Rezeki Jembatan Gagal Proyek

Mahasiswa Universitas Amikom Purwokerto, program studi Ilmu Komunikasi
Tulisan dari Dimas Prayogo tidak mewakili pandangan dari redaksi kumparan

Jembatan Merah sungai gintung, menjadi akses penghubung antara Kecamatan Pengadegan dengan Kecamatan Karangmoncol. Namun jembatan tersebut tidak layak pakai dan tidak lolos tes, dan kendaraan besar tidak bisa lewat.
Namun disisi lain, jembatan yang dibangun diatas sungai gintung ini mempunyai pemandangan yang sangat bagus, dan jalan menuju jembatan yang sangat cocok untuk rute jogging. Walaupun proyek jembatan ini bisa dibilang gagal, namun banyak sekali manfaat dengan dibangunnya jembatan ini. Salah satunya para pedagang jajanan di sekitar Jembatan Merah ini.
Jembatan merah gintung sering dijadikan oleh warga setempat untuk rute jogging, karena pemandangannya dan lingkungannya yang sejuk dan asri. Maka dari itu pada waktu pagi hari dan sore hari, jembatan gintung ramai dikunjungi oleh warga. Sehingga terbentuknya tempat untuk berjualan di jembatan tersebut.

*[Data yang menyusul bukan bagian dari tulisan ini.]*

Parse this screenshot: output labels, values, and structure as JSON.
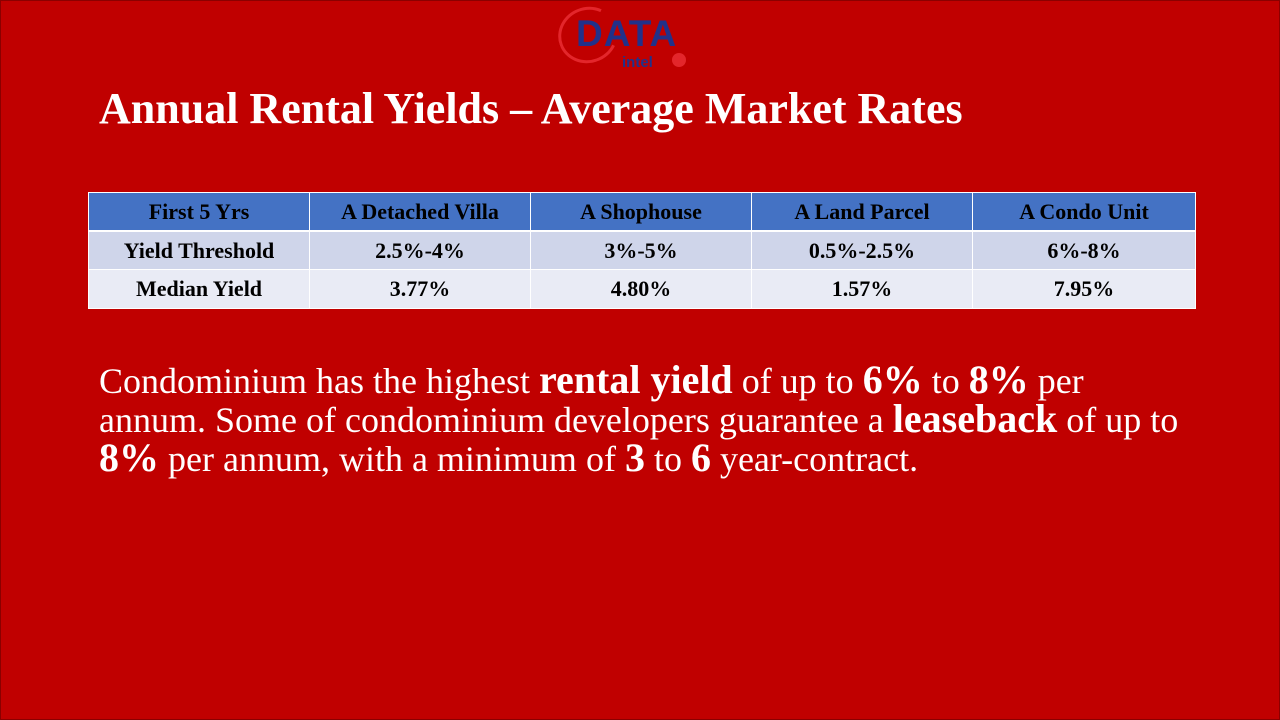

Menurut salah satu pedagang, jembatan ini membawa rezeki baginya karena sebelumnya ia berkeliling dalam berjualan daganganya, namun semenjak jembatan ini dibangun, ia tidak perlu berkeliling lagi, ia berjualan dipagi hari dan sore hari, yang dimana pada waktu tersebut banyak sekali warga yang datang ke jembatan tersebut.